L'impianto è inerbito controllato sull'interfila; l'irrigazione è assente ma bisogna assicurarsi della presenza di drenaggio necessario per l'eliminazione del ristagno. La concimazione (eventuali calcolo delle asportazioni ed analisi fogliare) si basa su considerazioni relative all'ambiente alla frequenza di malattie e quant'altro, comunque si tenga presente di fare attenzione all'eccesso di N (40-60kg/ha/anno), cui si aggiunge poco P. E' in aumento la fertirrigazione. Le forme di allevamento si diversificano in funzione del tipo di raccolta effettuato: con quella meccanica si usano vaso (sesto: 6-7 x 6 m) o monocono (6-7 x 4-5 m); per la raccolta manuale vi sono forme a parete come la palmetta (5,5 x 6 m) con densità bassa di 500-600 piante/ha, oppure bandiera, ventaglio semplificato, mentre per le forme in parete c'è il vaso a tre branche (6-7 x 6-7 m).
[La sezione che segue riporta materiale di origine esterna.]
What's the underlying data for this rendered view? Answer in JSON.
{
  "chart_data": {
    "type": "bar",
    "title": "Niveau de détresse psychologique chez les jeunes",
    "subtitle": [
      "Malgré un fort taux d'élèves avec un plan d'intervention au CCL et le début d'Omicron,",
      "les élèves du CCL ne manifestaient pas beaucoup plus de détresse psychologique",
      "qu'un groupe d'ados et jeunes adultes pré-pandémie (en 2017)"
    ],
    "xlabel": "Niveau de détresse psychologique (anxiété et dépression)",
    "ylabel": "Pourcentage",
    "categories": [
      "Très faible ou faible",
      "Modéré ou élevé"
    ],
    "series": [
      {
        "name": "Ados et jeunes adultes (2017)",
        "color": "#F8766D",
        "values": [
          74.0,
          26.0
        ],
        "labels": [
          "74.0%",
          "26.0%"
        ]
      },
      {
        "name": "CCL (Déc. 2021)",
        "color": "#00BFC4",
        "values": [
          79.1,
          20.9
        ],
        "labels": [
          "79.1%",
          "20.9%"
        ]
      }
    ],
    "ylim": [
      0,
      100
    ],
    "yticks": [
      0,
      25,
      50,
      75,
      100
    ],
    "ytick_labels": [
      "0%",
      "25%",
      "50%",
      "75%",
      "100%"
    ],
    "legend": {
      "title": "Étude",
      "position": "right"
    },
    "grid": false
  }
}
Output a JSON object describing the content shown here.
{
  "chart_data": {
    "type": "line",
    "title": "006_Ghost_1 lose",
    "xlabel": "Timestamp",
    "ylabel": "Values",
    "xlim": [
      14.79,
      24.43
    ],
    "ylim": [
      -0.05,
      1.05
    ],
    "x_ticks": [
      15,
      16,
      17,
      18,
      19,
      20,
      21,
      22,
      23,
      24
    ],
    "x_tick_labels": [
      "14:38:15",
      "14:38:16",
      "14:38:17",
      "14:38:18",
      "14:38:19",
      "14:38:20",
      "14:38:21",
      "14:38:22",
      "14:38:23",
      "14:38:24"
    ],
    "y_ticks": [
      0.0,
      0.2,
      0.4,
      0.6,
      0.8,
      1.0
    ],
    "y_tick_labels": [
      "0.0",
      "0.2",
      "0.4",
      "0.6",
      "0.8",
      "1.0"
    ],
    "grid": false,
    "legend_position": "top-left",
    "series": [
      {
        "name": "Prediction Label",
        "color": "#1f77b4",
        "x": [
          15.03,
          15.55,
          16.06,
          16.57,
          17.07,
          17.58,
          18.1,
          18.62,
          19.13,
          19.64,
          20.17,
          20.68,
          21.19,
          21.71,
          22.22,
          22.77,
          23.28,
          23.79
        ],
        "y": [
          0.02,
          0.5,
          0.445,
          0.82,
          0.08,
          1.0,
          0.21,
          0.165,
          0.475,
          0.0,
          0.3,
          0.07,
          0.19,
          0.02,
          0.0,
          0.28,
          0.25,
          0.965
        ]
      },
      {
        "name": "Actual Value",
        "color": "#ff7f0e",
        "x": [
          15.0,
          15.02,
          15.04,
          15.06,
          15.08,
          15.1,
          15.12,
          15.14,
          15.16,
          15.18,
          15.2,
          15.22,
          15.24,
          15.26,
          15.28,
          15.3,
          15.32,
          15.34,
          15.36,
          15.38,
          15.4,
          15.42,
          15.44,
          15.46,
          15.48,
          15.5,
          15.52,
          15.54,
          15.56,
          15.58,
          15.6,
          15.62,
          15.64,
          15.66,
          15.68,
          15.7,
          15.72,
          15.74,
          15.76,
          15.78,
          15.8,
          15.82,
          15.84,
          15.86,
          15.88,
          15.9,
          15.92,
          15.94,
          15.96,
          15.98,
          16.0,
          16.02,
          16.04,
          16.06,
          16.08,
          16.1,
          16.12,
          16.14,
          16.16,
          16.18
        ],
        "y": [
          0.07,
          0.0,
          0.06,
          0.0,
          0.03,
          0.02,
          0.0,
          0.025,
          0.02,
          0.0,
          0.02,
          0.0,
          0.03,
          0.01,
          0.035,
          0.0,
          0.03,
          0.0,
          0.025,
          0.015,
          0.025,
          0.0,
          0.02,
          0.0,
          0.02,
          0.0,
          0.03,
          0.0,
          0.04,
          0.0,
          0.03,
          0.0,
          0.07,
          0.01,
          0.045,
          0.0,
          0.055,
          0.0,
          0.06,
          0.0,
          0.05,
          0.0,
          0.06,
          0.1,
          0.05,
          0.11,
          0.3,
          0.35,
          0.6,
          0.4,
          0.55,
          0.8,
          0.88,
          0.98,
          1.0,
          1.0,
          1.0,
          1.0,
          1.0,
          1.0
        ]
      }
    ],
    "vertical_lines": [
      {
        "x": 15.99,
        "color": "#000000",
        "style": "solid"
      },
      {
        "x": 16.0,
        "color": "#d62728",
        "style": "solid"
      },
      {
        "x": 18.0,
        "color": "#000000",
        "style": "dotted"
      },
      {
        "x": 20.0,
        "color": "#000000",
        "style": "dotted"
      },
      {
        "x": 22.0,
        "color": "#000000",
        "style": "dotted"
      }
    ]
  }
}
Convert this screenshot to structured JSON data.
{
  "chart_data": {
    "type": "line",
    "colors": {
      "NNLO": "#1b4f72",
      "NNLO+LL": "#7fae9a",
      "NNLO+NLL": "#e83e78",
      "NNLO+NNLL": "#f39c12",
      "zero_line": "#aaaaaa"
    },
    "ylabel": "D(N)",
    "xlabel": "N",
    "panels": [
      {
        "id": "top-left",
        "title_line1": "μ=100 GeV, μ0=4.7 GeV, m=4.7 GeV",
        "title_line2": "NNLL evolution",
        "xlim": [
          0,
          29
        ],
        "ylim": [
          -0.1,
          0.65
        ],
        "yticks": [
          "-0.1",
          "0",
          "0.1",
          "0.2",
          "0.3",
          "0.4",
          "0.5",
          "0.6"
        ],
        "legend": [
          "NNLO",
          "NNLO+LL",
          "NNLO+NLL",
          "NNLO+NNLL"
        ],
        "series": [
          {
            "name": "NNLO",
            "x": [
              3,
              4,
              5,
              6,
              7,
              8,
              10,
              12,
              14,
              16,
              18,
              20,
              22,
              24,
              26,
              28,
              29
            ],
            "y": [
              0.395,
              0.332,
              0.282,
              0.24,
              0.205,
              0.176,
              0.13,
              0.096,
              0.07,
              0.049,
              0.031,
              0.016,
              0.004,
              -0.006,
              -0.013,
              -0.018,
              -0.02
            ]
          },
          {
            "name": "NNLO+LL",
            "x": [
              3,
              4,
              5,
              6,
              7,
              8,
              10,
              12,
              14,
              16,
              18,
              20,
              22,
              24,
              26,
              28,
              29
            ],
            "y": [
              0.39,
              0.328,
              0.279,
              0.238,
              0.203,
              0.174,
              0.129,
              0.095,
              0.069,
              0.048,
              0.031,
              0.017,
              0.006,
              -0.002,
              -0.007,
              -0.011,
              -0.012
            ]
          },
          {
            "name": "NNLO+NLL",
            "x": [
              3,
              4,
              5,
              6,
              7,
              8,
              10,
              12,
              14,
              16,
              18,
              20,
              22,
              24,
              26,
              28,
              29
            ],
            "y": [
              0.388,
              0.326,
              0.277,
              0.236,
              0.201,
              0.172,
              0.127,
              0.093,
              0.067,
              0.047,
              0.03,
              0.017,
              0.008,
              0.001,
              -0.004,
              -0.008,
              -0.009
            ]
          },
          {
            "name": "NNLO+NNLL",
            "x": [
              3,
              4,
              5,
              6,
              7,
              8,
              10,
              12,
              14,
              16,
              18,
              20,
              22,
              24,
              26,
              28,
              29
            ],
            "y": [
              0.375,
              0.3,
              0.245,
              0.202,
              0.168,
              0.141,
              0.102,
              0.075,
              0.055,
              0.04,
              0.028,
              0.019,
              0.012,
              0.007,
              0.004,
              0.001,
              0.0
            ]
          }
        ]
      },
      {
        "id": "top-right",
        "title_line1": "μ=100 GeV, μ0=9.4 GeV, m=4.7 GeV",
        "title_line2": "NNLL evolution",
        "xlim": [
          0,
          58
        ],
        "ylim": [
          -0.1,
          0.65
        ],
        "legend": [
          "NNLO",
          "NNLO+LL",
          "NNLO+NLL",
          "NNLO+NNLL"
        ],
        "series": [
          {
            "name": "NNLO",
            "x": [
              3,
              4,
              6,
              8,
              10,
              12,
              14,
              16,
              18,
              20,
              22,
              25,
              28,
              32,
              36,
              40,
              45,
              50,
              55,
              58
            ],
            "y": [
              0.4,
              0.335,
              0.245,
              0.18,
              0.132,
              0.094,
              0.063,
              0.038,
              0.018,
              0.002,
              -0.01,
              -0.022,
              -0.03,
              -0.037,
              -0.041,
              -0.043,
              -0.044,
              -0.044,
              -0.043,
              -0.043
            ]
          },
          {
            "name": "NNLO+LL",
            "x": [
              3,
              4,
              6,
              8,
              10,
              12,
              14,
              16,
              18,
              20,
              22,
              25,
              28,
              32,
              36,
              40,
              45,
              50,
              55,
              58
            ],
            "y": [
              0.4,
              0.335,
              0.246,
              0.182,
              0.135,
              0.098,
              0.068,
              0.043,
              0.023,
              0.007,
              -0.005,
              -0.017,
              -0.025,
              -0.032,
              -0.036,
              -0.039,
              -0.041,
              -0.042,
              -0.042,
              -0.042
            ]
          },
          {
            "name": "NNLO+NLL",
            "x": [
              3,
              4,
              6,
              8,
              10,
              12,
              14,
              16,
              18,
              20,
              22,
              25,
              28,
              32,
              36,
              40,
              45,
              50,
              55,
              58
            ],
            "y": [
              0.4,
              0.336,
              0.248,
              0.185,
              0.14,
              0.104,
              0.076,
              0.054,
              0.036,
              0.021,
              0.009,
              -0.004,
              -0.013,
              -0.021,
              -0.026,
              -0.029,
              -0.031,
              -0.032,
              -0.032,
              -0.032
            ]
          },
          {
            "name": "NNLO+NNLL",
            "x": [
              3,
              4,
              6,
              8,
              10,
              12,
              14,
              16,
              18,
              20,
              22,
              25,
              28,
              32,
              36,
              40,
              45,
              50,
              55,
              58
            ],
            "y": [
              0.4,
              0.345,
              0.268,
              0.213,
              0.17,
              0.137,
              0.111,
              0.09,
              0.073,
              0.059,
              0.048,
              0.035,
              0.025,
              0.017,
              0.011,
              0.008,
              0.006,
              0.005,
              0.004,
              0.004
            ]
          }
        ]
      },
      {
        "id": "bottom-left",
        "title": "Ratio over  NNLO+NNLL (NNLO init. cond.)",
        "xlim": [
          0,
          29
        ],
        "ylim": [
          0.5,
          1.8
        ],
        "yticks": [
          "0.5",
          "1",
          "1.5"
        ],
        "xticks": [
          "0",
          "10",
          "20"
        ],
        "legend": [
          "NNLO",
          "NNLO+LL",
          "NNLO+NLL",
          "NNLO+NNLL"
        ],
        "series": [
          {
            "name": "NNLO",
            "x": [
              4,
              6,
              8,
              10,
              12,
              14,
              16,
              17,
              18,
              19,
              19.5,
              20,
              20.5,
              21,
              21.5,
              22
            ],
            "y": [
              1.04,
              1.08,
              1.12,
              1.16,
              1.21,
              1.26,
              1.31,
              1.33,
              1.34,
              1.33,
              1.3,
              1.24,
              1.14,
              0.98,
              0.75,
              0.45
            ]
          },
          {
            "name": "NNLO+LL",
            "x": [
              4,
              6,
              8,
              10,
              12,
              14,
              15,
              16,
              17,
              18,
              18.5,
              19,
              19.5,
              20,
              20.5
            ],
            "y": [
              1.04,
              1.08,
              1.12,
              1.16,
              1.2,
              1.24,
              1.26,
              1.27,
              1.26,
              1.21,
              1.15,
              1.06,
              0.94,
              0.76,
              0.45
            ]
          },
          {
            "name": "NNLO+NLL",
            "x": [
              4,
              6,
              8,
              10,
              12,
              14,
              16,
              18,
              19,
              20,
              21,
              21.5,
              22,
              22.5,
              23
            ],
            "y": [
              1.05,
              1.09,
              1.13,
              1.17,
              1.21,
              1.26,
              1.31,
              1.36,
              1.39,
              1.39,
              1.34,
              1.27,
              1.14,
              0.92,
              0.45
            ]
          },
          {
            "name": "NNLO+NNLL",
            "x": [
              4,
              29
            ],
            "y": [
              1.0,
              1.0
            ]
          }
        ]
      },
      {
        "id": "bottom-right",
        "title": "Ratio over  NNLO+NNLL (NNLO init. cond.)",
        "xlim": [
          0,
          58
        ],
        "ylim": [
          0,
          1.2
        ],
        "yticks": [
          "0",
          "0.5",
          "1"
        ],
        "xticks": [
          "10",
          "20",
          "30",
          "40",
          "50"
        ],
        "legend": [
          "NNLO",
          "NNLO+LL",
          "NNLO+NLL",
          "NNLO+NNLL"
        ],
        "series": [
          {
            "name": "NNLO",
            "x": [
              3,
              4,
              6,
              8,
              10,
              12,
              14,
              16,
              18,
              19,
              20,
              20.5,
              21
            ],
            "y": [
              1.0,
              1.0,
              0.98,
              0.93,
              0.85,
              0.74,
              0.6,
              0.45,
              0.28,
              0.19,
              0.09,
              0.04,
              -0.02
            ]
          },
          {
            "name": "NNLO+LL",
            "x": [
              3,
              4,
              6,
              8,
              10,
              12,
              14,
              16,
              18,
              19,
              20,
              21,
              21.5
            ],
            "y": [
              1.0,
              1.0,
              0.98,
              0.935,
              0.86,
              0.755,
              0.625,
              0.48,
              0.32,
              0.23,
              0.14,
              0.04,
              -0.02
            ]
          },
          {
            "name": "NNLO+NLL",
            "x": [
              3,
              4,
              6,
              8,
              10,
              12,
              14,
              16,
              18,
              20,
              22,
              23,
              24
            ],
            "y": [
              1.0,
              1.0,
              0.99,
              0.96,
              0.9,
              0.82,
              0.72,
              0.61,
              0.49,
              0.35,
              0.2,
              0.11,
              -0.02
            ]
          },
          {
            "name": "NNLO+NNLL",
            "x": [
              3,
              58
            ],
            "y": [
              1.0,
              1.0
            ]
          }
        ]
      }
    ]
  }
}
La tendenza di oggi è verso impianti ad alta densità, tra 800-1.000 piante/ha utilizzando ad esempio un vasetto basso (4 x 3 m), simile al vaso ritardato nel pesco.
La potatura mira a contenere lo sviluppo vegetativo (specie in P. avium che tende a crescere troppo verso l'alto), soprattutto con la potatura verde, rinnovare le formazioni fruttifere che hanno già prodotto e portare luce nella chioma.

Produzioni

Le ciliegie vanno raccolte a maturazione completa perchè una volta staccate dall’albero non maturano più.
Il rendimento si aggira sui 10 t/ha, limite che viene superato con la raccolta meccanica a discapito della qualità.
La raccolta si svolge in maggio-luglio e si basa sugli indici del colore della buccia e del residuo secco rifrattometrico.
La conservazione è poca.

Avversità

La più grave è data dalla pioggia, tuttavia come tutte le drupacee c'è il pericolo della Sharka (PPV), e del cancro batterico delle drupacee; tra le crittogame si ricorda la già citata Monilia che colpisce rami fiori e frutti.
Diversi sono i parassiti animali che possono provocare danni sia alla pianta che al prodotto: tra gli afidi l'afide nero (Myzus cerasi F.); tra le cocciniglie Comstockaspis perniciosa Comst.e Lepidosaphes ulmi L.; la mosca delle ciliege (Rhagoletis cerasi L.), le falene dei fruttiferi, i rodilegno (Cossus cossus L. e Zeuzera pyrina L.) e altri insetti e acari (ragno rosso, ragnetto giallo del melo, ecc.). Anche gli uccelli possono provocare danni ai fiori e ai frutti sia in fase di sviluppo che a maturazione.